Have you got what it takes to become a champion? Or, are you already topping out your spiritual game? Are you called to be a generalist, or specialist? Do you have the strength of will to endure the process of rising to the highest?
What Does It Take?
Because I am called to produced leaders, discipling is my main focus in life. In the kingdom, ‘leaders who make leaders’ accomplish their assignments by discipling. It is the process and procedure of making kingdom leaders.
Jesus says, “A person cannot be My disciple unless he never stops–appropriating his own cross, and following Me where I’m going.
The process speak to the “follow” aspect of Cross-appropriating. Carry a personal cross means personally appropriating everything His Cross provides, a crucified life that releases His life through my death. With this life condition in place, a person keeps on coming, going where Jesus is going, or “following” as we commonly translate.
Champions, in the kingdom sense, become the people God created them to be. The becoming is a process of death and life. God is trying to kill you so He restore you to the person He had in mind in the first place.
Champions, in the kingdom sense, become Cross-appropriating followers. Just being along for the ride won’t get you into championship form.
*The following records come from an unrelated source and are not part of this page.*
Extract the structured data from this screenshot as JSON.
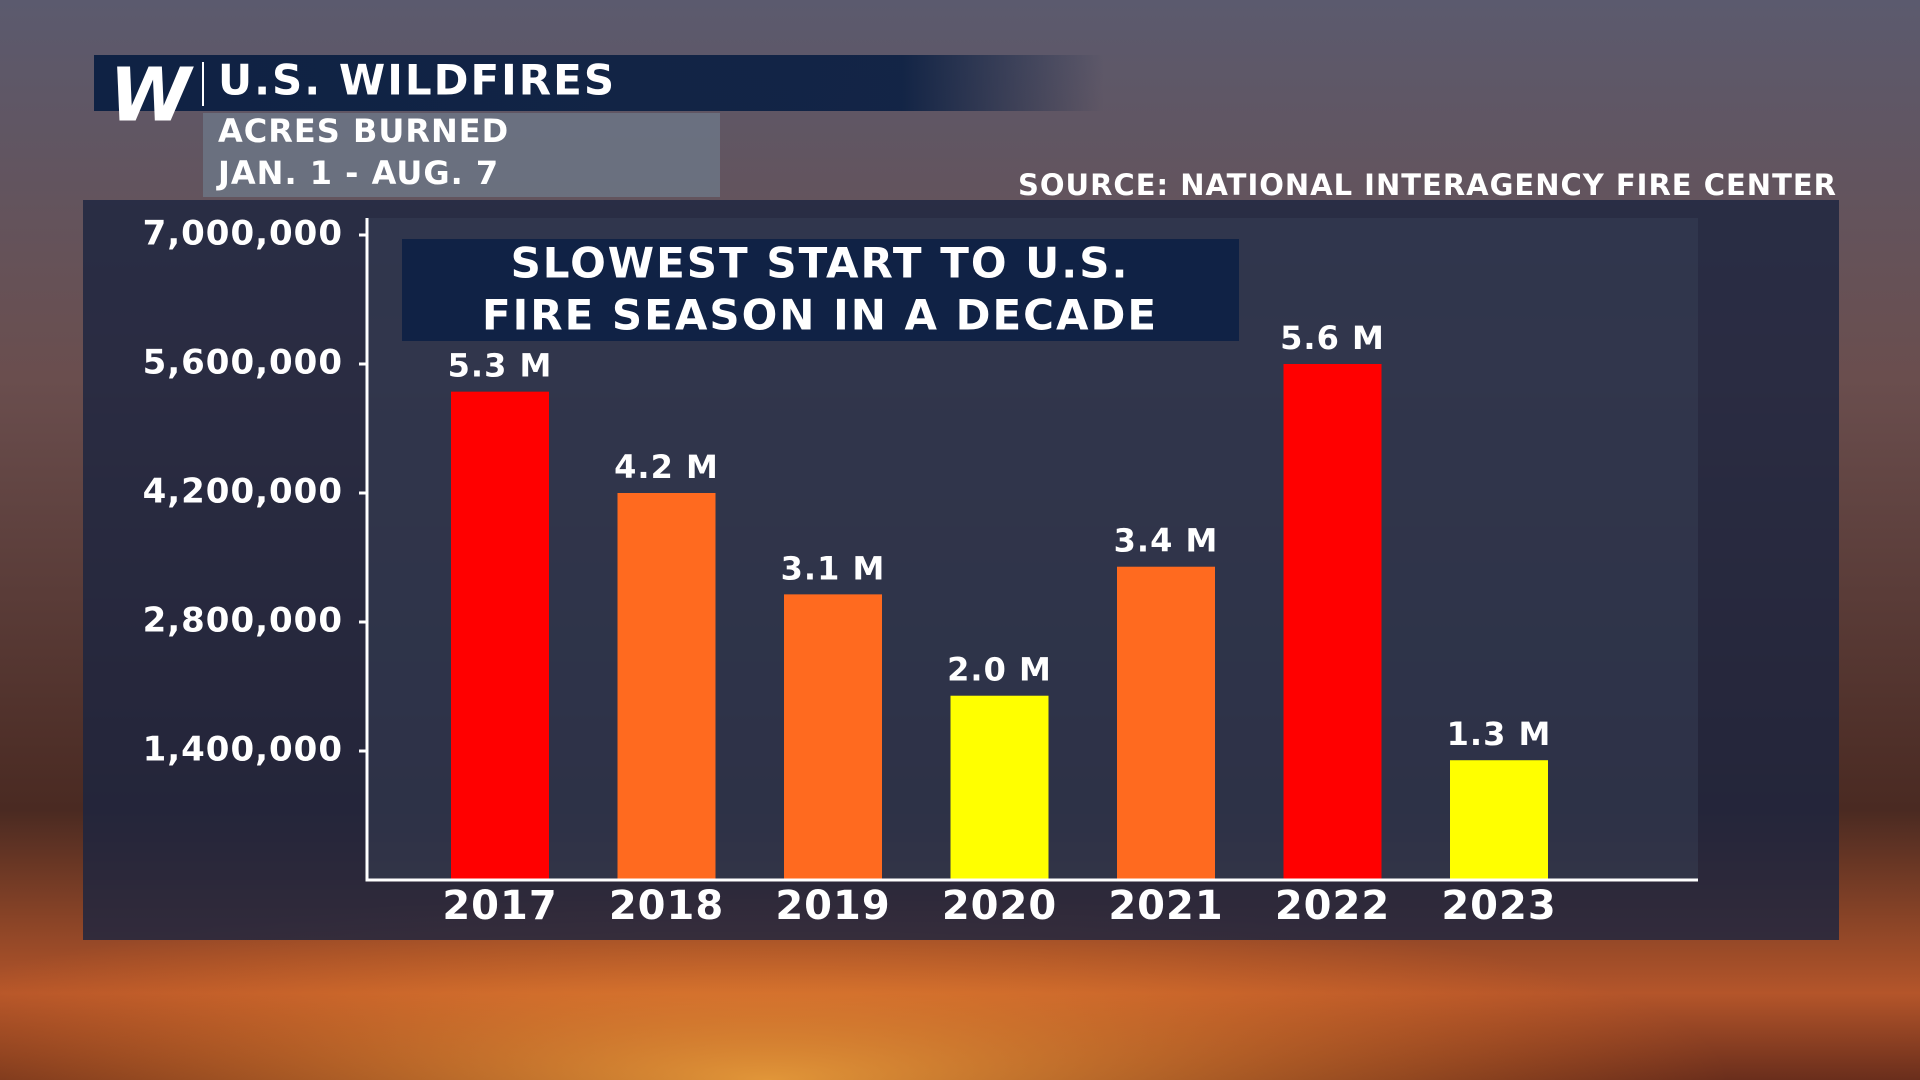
{
  "logo": "W",
  "chart_data": {
    "type": "bar",
    "title": "U.S. WILDFIRES",
    "subtitle": [
      "ACRES BURNED",
      "JAN. 1 - AUG. 7"
    ],
    "source": "SOURCE: NATIONAL INTERAGENCY FIRE CENTER",
    "annotation": [
      "SLOWEST START TO U.S.",
      "FIRE SEASON IN A DECADE"
    ],
    "categories": [
      "2017",
      "2018",
      "2019",
      "2020",
      "2021",
      "2022",
      "2023"
    ],
    "values": [
      5300000,
      4200000,
      3100000,
      2000000,
      3400000,
      5600000,
      1300000
    ],
    "value_labels": [
      "5.3 M",
      "4.2 M",
      "3.1 M",
      "2.0 M",
      "3.4 M",
      "5.6 M",
      "1.3 M"
    ],
    "colors": [
      "#ff0000",
      "#ff6a1f",
      "#ff6a1f",
      "#ffff00",
      "#ff6a1f",
      "#ff0000",
      "#ffff00"
    ],
    "ylim": [
      0,
      7000000
    ],
    "yticks": [
      {
        "value": 1400000,
        "label": "1,400,000"
      },
      {
        "value": 2800000,
        "label": "2,800,000"
      },
      {
        "value": 4200000,
        "label": "4,200,000"
      },
      {
        "value": 5600000,
        "label": "5,600,000"
      },
      {
        "value": 7000000,
        "label": "7,000,000"
      }
    ],
    "grid": false
  }
}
Stop seeing “follow” in terms of hanging around. Forrest Gump did that, always there at the big moments but totally out of touch with the meaning of those historic incidents. Just being there doesn’t produce champions.
Champions, in the kingdom sense, appropriate the Cross every step of the way. They continue to repent-change to be changed-until they become the person who can do what champions do.
So, that means that champions, in the kingdom sense, don’t have what it takes. They have to appropriate what it takes, never stop, and keep going where Jesus is going.
To be a champion in the kingdom sense has nothing to do with achievement and everything to do with leadership. Jesus makes leaders, not achievers. Leaders live in dependence, not independence.